Being employed by a company that you admire is great, however having the freedom and taking the risk to create something that you own and believe in takes it one step further. If you don’t focus on building your own dream, then someone else will hire you to build theirs.

Over the last eight years I’ve explored various areas of online business and online marketing. Positive Mayhem was the brand I created to self publish my bands’ album ‘On The Rise’. Positive Mayhem quickly evolved and became Posmay Media which today is my primary business. I’ve also developed SkimZA, which is a website dedicated to promoting skimboarding in South Africa, as well as an online store that sells imported skimboarding gear in South Africa. One of my latest projects is Freemadic which is an online resource to document our personal journey and help others find explore beyond their boundaries, find true freedom and live an inspired life on their own terms.

4. Opportunity For Growth

Owning your own time also gives you the opportunity to spend time on self development and learning more about topics that interest you. In my spare time I consume strategic content and attend events to expand my knowledge and understanding of topics that interest me, and that can help me reach my next goal. Content that I learn from includes blog posts, eBooks, webinars, YouTube videos, online courses, as well as conference keynotes and mastermind groups. I’m constantly learning and growing – acquiring the skills and knowledge that I need to help myself and my clients enhance their online marketing efforts to succeed online.

Freemaic - Plitvice Lakes

5. Uncapped Income

In most cases when working for someone else you’ll be paid a monthly salary with employment benefits. Based on the performance of the company, your salary will increase every year, and if you’re lucky you might get a bonus. Some specific positions may also offer performance based incentives – for example getting additional bonuses for reaching sales targets. Being self employed, your income depends entirely on you and your company – based on how much you work and what you are selling. Work hard and smart and you will be rewarded, and without a monthly safety net comes limitless income opportunity.

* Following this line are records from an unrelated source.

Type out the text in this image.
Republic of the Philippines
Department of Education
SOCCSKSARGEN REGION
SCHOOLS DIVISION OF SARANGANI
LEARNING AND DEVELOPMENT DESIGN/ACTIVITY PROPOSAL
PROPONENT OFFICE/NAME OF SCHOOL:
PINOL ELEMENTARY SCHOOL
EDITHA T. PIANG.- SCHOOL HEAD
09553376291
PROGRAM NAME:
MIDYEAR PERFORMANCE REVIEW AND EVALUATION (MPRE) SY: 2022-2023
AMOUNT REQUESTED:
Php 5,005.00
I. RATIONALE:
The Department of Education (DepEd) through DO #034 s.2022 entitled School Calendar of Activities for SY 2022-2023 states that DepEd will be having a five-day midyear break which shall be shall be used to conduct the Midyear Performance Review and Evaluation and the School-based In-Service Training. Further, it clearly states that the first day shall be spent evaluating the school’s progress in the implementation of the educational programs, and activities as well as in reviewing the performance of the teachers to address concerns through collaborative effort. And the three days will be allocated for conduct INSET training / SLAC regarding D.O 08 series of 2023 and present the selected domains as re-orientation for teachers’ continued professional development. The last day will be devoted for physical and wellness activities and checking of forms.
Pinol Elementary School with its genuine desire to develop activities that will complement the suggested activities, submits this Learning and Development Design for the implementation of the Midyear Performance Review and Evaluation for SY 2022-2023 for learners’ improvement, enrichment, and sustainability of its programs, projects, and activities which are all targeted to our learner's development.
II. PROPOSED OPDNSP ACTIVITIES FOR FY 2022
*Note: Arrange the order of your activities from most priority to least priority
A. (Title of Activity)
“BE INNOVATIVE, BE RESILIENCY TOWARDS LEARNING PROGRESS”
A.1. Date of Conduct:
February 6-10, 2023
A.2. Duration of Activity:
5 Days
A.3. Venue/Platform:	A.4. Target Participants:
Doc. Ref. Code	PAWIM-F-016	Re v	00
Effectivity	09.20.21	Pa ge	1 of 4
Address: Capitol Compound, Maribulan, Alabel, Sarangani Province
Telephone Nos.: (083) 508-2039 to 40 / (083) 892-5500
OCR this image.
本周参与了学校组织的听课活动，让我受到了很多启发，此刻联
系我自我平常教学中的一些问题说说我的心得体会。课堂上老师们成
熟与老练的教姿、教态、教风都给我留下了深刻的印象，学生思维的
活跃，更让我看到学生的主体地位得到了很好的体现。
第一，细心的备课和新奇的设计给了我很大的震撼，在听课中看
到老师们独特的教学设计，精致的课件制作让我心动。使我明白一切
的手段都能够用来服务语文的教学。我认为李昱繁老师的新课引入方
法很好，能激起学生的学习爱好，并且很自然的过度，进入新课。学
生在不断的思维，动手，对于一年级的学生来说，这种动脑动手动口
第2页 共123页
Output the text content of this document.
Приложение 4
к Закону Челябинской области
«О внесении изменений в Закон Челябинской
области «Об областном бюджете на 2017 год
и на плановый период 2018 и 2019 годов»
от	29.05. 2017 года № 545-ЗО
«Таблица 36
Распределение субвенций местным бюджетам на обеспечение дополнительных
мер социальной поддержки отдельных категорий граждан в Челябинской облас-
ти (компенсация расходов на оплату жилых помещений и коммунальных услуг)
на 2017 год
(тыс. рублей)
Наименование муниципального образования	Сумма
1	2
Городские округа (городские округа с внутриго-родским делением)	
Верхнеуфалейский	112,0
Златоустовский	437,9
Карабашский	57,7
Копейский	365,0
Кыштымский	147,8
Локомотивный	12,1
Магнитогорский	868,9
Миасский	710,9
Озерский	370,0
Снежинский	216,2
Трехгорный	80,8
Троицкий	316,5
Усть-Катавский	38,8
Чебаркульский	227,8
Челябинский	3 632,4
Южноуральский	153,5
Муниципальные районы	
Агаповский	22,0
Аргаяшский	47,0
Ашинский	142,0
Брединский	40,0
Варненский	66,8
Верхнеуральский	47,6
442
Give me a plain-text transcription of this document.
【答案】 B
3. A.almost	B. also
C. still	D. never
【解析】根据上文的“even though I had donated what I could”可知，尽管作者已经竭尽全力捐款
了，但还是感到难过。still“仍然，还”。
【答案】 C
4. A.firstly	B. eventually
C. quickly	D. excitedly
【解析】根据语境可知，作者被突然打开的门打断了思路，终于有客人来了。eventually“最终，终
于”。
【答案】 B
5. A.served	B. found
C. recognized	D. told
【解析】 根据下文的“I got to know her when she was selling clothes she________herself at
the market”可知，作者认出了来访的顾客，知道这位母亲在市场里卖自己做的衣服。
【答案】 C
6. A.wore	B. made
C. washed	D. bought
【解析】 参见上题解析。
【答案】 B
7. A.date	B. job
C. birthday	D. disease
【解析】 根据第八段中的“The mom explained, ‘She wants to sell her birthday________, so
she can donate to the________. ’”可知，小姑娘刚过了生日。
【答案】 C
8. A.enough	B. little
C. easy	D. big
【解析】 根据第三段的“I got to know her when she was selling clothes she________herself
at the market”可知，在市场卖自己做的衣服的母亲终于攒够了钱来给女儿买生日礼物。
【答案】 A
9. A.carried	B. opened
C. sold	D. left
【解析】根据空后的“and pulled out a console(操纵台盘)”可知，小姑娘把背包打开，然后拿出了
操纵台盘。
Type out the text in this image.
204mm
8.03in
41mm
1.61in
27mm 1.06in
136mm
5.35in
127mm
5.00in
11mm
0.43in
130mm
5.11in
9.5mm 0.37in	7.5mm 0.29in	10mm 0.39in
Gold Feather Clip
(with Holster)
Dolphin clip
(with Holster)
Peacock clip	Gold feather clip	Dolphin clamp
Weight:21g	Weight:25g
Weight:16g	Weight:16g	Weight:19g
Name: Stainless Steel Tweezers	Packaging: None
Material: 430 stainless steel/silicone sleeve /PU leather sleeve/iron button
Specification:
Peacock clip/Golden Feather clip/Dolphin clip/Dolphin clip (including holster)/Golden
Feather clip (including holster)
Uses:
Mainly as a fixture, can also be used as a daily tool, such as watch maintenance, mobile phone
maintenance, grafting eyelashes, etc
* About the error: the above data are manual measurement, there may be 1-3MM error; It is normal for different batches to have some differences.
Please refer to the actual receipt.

In 2014/15 I spent a lot of time travelling and exploring new countries in Southeast Asia. This was a very exciting time, but it was also a very disruptive time. I struggled to focus on my primary business, which led to a drop in my income. I’ve since learnt a lot about finding an effective balance of working and travelling, and have restored my income to where it used to be and am working on increasing it even more.

6. The Opportunity To Work Remotely

At first thought the opportunity of working from anywhere might only be available to those that work online, however this is not the case. No matter what your business is there is always an option to scale and expand. You can build a team, bring in additional management to free up your own time. By creating processes and delegating effectively you can set up your business to operate without you being present, which gives you more freedom and the opportunity to work from anywhere.

Freemaic - Koh Samui Dream Office

Being able to work independently online has given me the opportunity to work from anywhere – as long as I have my mobile office and a reliable Internet connection. This has enabled me to live my dream of travelling the world, while still building a business and generating income. In 2011 I spent 5 months in the US, meeting and skimboarding with some of the best riders in California. This past year (2014/15) I spent 9 months travelling exploring Thailand, Vietnam, Turkey, Croatia and Germany.

Self employed and living the digital nomad lifestyle is definitely not for everybody, but if you have an itching desire to realise a bigger dream, then I encourage you to start your journey today.